DEM Party commemorates victims of the Sayfo genocide

DEM Party expressed solidarity with the Syriac people on the 109th anniversary of the 15 June 1915 Sayfo genocide against Chaldean-Syriac-Assyrian-Aramean people in the Ottoman Empire.

The date 1915 brings to mind the Armenian Genocide, which was perpetrated by the Committee of Union and Progress, which was in power in the final years of the Ottoman Empire. However, it was not only Armenians who were slaughtered in 1915, but also Greek and Assyrian (Syriac, Chaldean and Aramaic) Christians.

Although the Republic of Turkey refuses to acknowledge this crime against humanity, the Armenian Genocide of 1915 is gaining increasing international recognition. Syriacs in Mesopotamia call the massacres of 1915 ‘Sayfo’ in the Syriac language, which means ‘sword’.

As the Ottoman Empire gradually collapsed, with Christian peoples in the Balkans gaining their independence in 1912, peoples in Africa and Arabia also rebelled. The Ottoman state took advantage of the outbreak of WWI in 1914 to carry out massacres of Christians in the Aegean, Thrace and in Van and Hakkari. In 1915, the Ottomans started a genocide of Syriacs and Armenians in Van, Bitlis and surrounding areas, then extending this to Diyarbakır, Hakkari and Tur Abdin.

This genocide launched against the Syriac, Armenian and Hellenic peoples of Mesopotamia and Anatolia killed more than a million Armenians, half a million Syriacs and 300 thousand Greeks. Hundreds of thousands of others were displaced or forcibly converted to Islam. In the process, the property of the Christian peoples was seized.

The Peoples and Beliefs Commission of the Peoples’ Equality and Democracy Party (DEM Party) released a statement marking the 109th anniversary of the 15 June 1915 Sayfo genocide against Chaldean-Syriac-Assyrian-Aramean people in the Ottoman Empire.

"The lands of Anatolia and Mesopotamia have made significant contributions to the world culture and social development throughout history, and from time to time have witnessed the suffering and crimes against humanity against different peoples and cultures. The period in which a large part of the population of Syriacs, one of the ancient peoples of Mesopotamia, was massacred is known as Sayfo, which means 'sword'. 15 June 1915 is accepted as the beginning of the massacre of Syriacs,” said the DEM Party.

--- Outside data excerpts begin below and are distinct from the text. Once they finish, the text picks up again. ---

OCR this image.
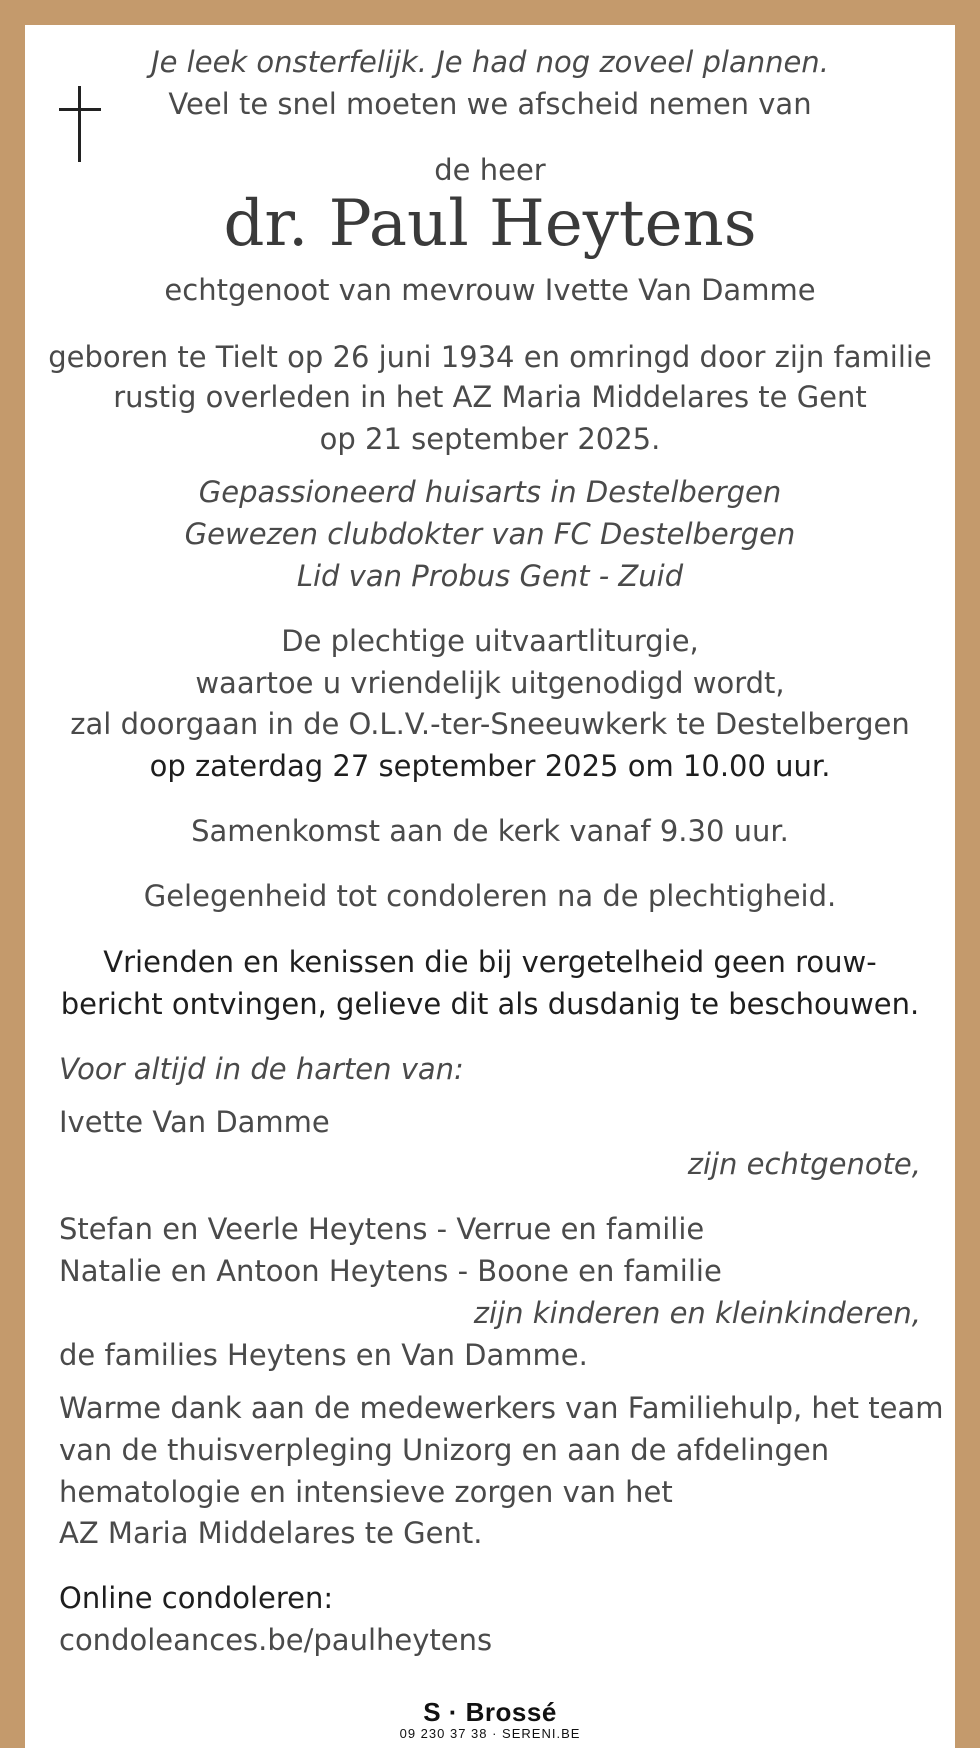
Je leek onsterfelijk. Je had nog zoveel plannen.
Veel te snel moeten we afscheid nemen van
de heer
dr. Paul Heytens
echtgenoot van mevrouw Ivette Van Damme
geboren te Tielt op 26 juni 1934 en omringd door zijn familie
rustig overleden in het AZ Maria Middelares te Gent
op 21 september 2025.
Gepassioneerd huisarts in Destelbergen
Gewezen clubdokter van FC Destelbergen
Lid van Probus Gent - Zuid
De plechtige uitvaartliturgie,
waartoe u vriendelijk uitgenodigd wordt,
zal doorgaan in de O.L.V.-ter-Sneeuwkerk te Destelbergen
op zaterdag 27 september 2025 om 10.00 uur.
Samenkomst aan de kerk vanaf 9.30 uur.
Gelegenheid tot condoleren na de plechtigheid.
Vrienden en kenissen die bij vergetelheid geen rouw-
bericht ontvingen, gelieve dit als dusdanig te beschouwen.
Voor altijd in de harten van:
Ivette Van Damme
zijn echtgenote,
Stefan en Veerle Heytens - Verrue en familie
Natalie en Antoon Heytens - Boone en familie
zijn kinderen en kleinkinderen,
de families Heytens en Van Damme.
Warme dank aan de medewerkers van Familiehulp, het team
van de thuisverpleging Unizorg en aan de afdelingen
hematologie en intensieve zorgen van het
AZ Maria Middelares te Gent.
Online condoleren:
condoleances.be/paulheytens
S · Brossé
09 230 37 38 · SERENI.BE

The statement continued: "At the beginning of the 20th century, there were over 500 thousand Syriacs living in these lands, but as a result of the massacres and forced migrations that started in 1915 and continued until 1924, two thirds of the population was destroyed. As a result of the pressures and assimilation policies that continued afterwards, the Syriac language, identity and culture came to the point of extinction.

Hundreds of churches and monasteries belonging to Syriacs were destroyed, many immovable properties belonging to institutions and individuals were confiscated, the names of settlements were changed and schools providing education in Syriac were closed.

Due to these oppressive practices, most of the remaining population was forced to migrate abroad. Today, the Syriac population living in Turkey has declined to 20 thousand.

We know from examples in the world that condemning crimes against humanity and confronting the truth are extremely important steps in the construction of social peace and the development of conscience and feelings of justice. The demand and expectation of the Syriac people is the realisation of a sincere confrontation.

As DEM Party Peoples and Beliefs Commission, we express once again that the demand of the Syriac people to confront Sayfo is our demand. On the 109th anniversary of Sayfo, we share the pain of the Syriac people and honour those who lost their lives."